There are many discussions that are worth having about “artificial intelligence” and thinking computers that are not happening, at least not in a forum to which I am privy. The existentialist perspective that Merleau-Ponty describes above hints at a core tension that I feel in my work today, which is that our current approach to building computer intelligence is perhaps unfair if we do, presume, that at some point these machines will be conscious.

We do not learn to experience the world around us and reality by waking up in a fully formed body that has been seeded with human knowledge. We learn to experience the world through senses that “come online” and we need to figure out how to make sense of the patterns. We perceive light, sound, and faces – we feel discomfort in our bodies. We feel hunger. We feel delight. A computer, on the other hand, does not.


A challenge that I have which may itself prove to be existential to my current career path in the private technology sector is that so many people who work in this space dismiss the lived experiences of actual humans, today.

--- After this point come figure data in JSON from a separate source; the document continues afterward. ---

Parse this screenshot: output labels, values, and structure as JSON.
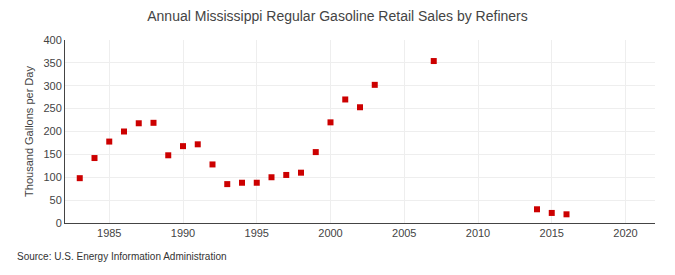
{
  "chart_data": {
    "type": "scatter",
    "title": "Annual Mississippi Regular Gasoline Retail Sales by Refiners",
    "ylabel": "Thousand Gallons per Day",
    "annotations": [
      "Source: U.S. Energy Information Administration"
    ],
    "x": [
      1983,
      1984,
      1985,
      1986,
      1987,
      1988,
      1989,
      1990,
      1991,
      1992,
      1993,
      1994,
      1995,
      1996,
      1997,
      1998,
      1999,
      2000,
      2001,
      2002,
      2003,
      2007,
      2014,
      2015,
      2016
    ],
    "values": [
      98,
      142,
      178,
      200,
      218,
      219,
      148,
      168,
      172,
      128,
      85,
      88,
      88,
      100,
      105,
      110,
      155,
      220,
      270,
      253,
      302,
      354,
      30,
      22,
      19
    ],
    "color": "#cc0000",
    "marker": "square",
    "xlim": [
      1982,
      2022
    ],
    "xticks": [
      1985,
      1990,
      1995,
      2000,
      2005,
      2010,
      2015,
      2020
    ],
    "ylim": [
      0,
      400
    ],
    "yticks": [
      0,
      50,
      100,
      150,
      200,
      250,
      300,
      350,
      400
    ],
    "grid": true
  }
}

The idea of becoming ‘god’ plays so strongly into the billionaire mindset in Silicon Valley that they continue to invest in technological advancements in spite of the environmental and societal impact that they have.

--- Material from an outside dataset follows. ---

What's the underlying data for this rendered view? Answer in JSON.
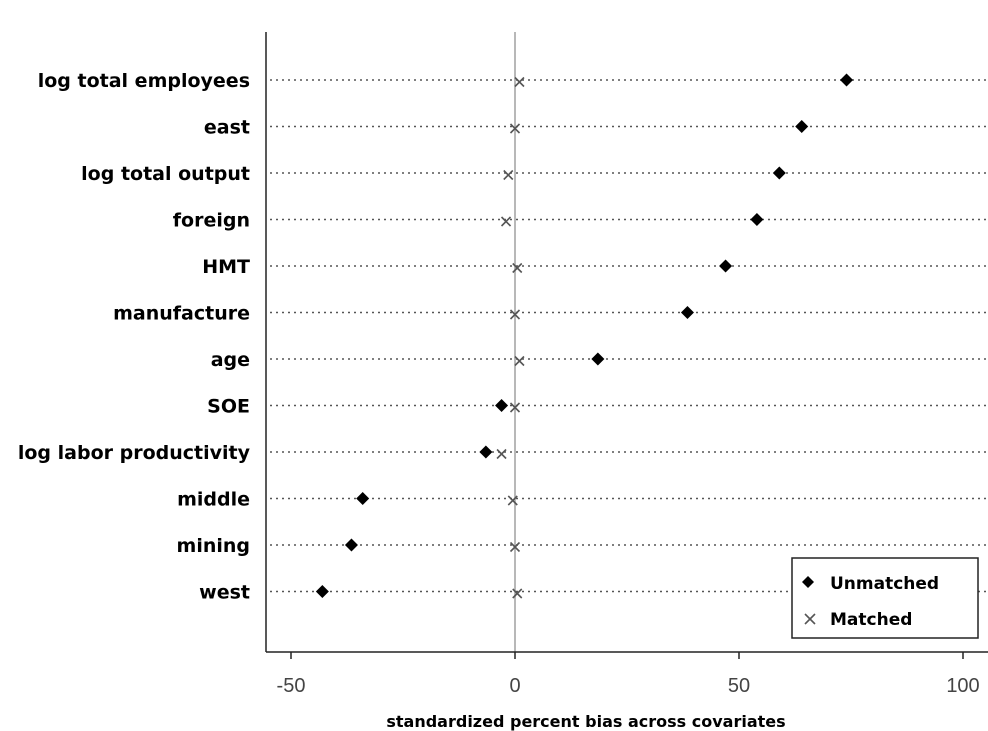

I am not opposed to the idea that computers could be sentient, conscious beings. I view my computers as an extension of myself; an extension where I am increasingly aware of all of the places I have inadvertently given up agency, control, and power to another entity. I have been trained by these entities to not ask too much; to not deviate too far from the assigned path.

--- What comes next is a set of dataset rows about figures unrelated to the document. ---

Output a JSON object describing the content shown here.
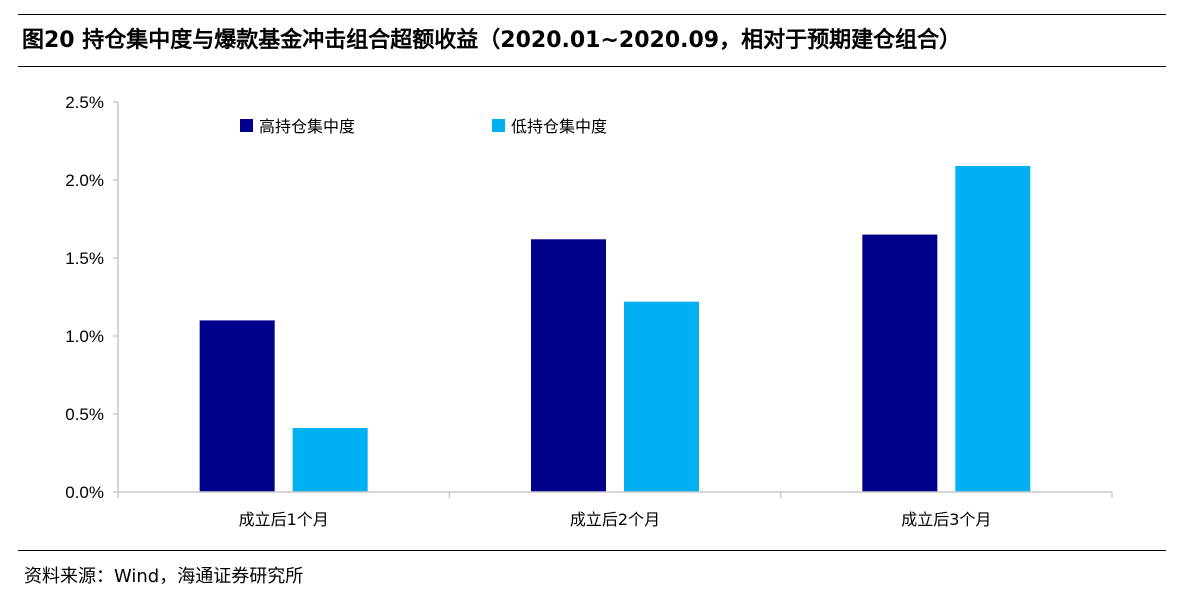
{
  "figure": {
    "title": "图20 持仓集中度与爆款基金冲击组合超额收益（2020.01~2020.09，相对于预期建仓组合）",
    "source": "资料来源：Wind，海通证券研究所"
  },
  "chart_data": {
    "type": "bar",
    "categories": [
      "成立后1个月",
      "成立后2个月",
      "成立后3个月"
    ],
    "series": [
      {
        "name": "高持仓集中度",
        "color": "#00008B",
        "values": [
          0.011,
          0.0162,
          0.0165
        ]
      },
      {
        "name": "低持仓集中度",
        "color": "#00B0F0",
        "values": [
          0.0041,
          0.0122,
          0.0209
        ]
      }
    ],
    "ylim": [
      0,
      0.025
    ],
    "yticks": [
      0,
      0.005,
      0.01,
      0.015,
      0.02,
      0.025
    ],
    "ytick_labels": [
      "0.0%",
      "0.5%",
      "1.0%",
      "1.5%",
      "2.0%",
      "2.5%"
    ],
    "xlabel": "",
    "ylabel": "",
    "grid": false,
    "legend_position": "top-left"
  }
}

To me, my existentialism is a sign that I am awake. Alive. That I am on my own journey, and that I hold the agency that I so deeply wish to have. It is my essential force, to question, observe, and change. In this growing age of “artificial” – or, my preferred “A”, “augmented” – intelligence, there is no better time for us to shape the very nature of what it means to be[1].


[1] – Heideggerian terminology defines two types of being: “mitsein” – with self, and “mitwelt” – with the world. I think this is beautiful. I so often find that the English language lacks the nuance and clarity of expression that other languages make space for.